Seventeen. Eighteen. As far as I've ever made it. But the numbers—the space and time between them—have lost their meaning. Only the words
start
and
finish
matter. Trees, fields, and monuments slide past as if I'm stationary. I reach mile nineteen, a small signpost at the roadside. One straight line, one curled over on itself. Teen
nine
teen
nine
teen
nine
. I have no idea how fast I'm going. I don't think I've slowed down. Maybe I have. I can't tell. I left the Whistler behind. He stopped at the Tower to have his picture taken.

All around me runners are beginning to stagger. I see one man take off his statue—a bronze wolf—then take the backpack off the woman beside him. She's got her mouth wide open like she's crying.
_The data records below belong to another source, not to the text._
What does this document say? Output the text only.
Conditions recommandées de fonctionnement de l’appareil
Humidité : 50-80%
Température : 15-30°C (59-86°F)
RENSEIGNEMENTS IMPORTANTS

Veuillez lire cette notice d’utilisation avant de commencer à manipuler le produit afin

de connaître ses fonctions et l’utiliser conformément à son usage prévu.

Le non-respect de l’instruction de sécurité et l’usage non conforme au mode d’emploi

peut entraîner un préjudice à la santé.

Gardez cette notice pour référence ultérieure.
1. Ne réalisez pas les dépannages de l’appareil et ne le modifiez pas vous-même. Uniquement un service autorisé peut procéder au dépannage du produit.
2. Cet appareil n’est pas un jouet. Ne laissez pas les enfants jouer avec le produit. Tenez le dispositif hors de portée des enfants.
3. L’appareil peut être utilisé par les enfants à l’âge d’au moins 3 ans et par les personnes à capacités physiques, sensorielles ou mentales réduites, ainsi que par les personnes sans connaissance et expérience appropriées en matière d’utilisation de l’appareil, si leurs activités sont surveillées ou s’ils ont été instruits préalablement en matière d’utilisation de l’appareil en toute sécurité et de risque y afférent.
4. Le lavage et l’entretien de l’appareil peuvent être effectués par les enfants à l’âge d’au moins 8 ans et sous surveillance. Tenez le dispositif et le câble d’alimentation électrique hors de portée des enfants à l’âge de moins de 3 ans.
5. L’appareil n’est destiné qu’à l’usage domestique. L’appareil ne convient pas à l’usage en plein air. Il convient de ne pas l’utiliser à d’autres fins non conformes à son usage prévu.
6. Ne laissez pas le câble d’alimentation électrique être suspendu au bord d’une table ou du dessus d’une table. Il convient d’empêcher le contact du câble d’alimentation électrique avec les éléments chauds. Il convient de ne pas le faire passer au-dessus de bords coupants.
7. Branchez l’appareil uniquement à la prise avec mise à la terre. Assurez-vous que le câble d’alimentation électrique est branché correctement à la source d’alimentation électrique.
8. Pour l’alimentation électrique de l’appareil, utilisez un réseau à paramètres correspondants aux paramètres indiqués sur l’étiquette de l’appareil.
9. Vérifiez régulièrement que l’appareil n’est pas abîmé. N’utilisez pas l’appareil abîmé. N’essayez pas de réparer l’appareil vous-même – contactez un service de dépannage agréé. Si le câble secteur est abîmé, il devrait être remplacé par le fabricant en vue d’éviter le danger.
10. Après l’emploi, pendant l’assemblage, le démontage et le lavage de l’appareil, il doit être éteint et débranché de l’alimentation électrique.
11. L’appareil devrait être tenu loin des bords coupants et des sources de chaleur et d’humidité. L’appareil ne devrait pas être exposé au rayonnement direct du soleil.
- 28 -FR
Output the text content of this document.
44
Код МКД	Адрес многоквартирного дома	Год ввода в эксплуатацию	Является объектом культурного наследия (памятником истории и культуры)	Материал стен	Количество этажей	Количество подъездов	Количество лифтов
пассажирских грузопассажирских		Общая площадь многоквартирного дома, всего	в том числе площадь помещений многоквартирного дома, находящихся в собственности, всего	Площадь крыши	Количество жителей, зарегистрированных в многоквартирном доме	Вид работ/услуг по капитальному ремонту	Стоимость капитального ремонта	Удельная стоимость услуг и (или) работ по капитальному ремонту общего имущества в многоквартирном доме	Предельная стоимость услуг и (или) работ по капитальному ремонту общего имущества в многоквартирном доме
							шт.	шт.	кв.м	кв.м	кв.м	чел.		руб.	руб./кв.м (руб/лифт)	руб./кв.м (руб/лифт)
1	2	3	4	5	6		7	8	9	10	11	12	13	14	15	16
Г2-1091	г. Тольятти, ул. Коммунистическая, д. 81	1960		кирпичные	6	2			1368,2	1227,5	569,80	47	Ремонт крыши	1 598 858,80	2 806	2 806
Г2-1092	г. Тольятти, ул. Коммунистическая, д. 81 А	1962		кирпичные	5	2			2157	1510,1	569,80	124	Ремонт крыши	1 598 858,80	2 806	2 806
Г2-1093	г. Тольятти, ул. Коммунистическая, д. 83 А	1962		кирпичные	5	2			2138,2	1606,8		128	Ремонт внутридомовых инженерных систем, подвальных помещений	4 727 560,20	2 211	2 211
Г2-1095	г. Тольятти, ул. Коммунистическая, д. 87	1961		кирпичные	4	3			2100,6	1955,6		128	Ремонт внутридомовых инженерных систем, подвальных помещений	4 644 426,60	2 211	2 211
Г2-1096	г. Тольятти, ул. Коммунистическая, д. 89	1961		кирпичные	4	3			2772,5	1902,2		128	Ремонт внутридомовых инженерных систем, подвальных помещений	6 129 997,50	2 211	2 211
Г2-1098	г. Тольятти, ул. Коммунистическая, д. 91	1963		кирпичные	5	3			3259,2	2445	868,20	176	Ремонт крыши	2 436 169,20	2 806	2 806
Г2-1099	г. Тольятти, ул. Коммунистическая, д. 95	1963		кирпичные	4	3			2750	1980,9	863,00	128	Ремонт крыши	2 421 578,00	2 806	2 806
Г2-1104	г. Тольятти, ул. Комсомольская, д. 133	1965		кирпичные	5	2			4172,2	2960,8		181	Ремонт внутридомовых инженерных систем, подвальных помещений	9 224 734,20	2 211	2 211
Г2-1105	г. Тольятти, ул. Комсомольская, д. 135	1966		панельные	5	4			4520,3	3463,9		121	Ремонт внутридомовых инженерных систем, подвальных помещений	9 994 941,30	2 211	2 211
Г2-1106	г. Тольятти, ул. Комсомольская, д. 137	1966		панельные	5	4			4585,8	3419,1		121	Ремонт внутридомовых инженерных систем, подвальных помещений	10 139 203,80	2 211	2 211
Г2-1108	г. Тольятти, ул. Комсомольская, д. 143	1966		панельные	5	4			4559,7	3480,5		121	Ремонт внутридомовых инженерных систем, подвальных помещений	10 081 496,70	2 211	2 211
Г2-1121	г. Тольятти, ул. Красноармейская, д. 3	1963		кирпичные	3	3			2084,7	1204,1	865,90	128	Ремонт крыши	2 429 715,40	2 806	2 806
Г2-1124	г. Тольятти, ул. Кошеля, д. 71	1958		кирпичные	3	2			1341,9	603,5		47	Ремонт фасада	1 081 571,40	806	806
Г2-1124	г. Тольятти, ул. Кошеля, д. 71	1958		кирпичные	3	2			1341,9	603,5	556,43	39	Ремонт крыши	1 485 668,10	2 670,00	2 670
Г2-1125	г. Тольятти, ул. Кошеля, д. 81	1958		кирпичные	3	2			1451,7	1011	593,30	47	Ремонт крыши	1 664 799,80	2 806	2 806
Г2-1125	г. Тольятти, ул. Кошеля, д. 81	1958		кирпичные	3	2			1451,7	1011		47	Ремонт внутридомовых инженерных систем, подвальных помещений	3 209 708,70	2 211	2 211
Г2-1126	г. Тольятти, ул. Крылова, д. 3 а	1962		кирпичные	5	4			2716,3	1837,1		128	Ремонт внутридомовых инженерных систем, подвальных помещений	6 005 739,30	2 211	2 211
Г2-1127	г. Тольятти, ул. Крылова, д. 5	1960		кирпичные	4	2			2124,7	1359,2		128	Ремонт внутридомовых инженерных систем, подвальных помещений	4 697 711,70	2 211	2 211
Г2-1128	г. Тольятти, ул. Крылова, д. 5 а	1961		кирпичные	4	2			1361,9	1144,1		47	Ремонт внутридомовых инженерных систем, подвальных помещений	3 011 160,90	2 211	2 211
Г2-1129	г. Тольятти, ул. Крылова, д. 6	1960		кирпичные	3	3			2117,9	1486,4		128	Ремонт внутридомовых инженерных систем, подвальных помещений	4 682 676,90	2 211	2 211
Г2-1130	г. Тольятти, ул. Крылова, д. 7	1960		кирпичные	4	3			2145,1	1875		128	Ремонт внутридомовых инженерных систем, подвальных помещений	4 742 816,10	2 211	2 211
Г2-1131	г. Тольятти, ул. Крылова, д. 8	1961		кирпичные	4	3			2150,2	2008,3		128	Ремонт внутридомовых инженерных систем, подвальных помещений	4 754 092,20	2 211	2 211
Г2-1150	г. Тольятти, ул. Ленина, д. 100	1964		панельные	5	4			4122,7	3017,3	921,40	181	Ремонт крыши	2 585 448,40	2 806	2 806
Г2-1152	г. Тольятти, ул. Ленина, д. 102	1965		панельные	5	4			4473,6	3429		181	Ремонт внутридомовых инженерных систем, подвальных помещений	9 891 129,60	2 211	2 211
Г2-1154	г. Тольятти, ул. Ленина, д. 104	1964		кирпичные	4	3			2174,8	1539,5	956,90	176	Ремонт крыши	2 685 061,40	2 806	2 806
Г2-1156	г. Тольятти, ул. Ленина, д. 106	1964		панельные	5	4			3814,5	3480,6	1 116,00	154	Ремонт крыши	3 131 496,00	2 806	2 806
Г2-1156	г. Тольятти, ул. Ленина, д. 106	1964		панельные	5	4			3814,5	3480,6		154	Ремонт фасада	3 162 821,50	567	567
The man's lips are moving. I can't hear them. A golf cart picks them up; they leave their backpacks tipped over on the street.

At mile twenty-one—twenty-one, what does it mean, I can't believe I've reached it—is another water station. A tall man with a shaved head and tarnished silver donkey strapped across his shoulders walks in circles, hands on his hips, muttering. Another man is squatting under the weight of a giant stone elf with long drooping ears, holding his head in his hands, reciting what sounds like the Pledge of Allegiance. Some runners are crawling past the water tables, their backpacks hanging off the sides of their bodies and dragging along the wet pavement. The volunteers stoop to hand them cups.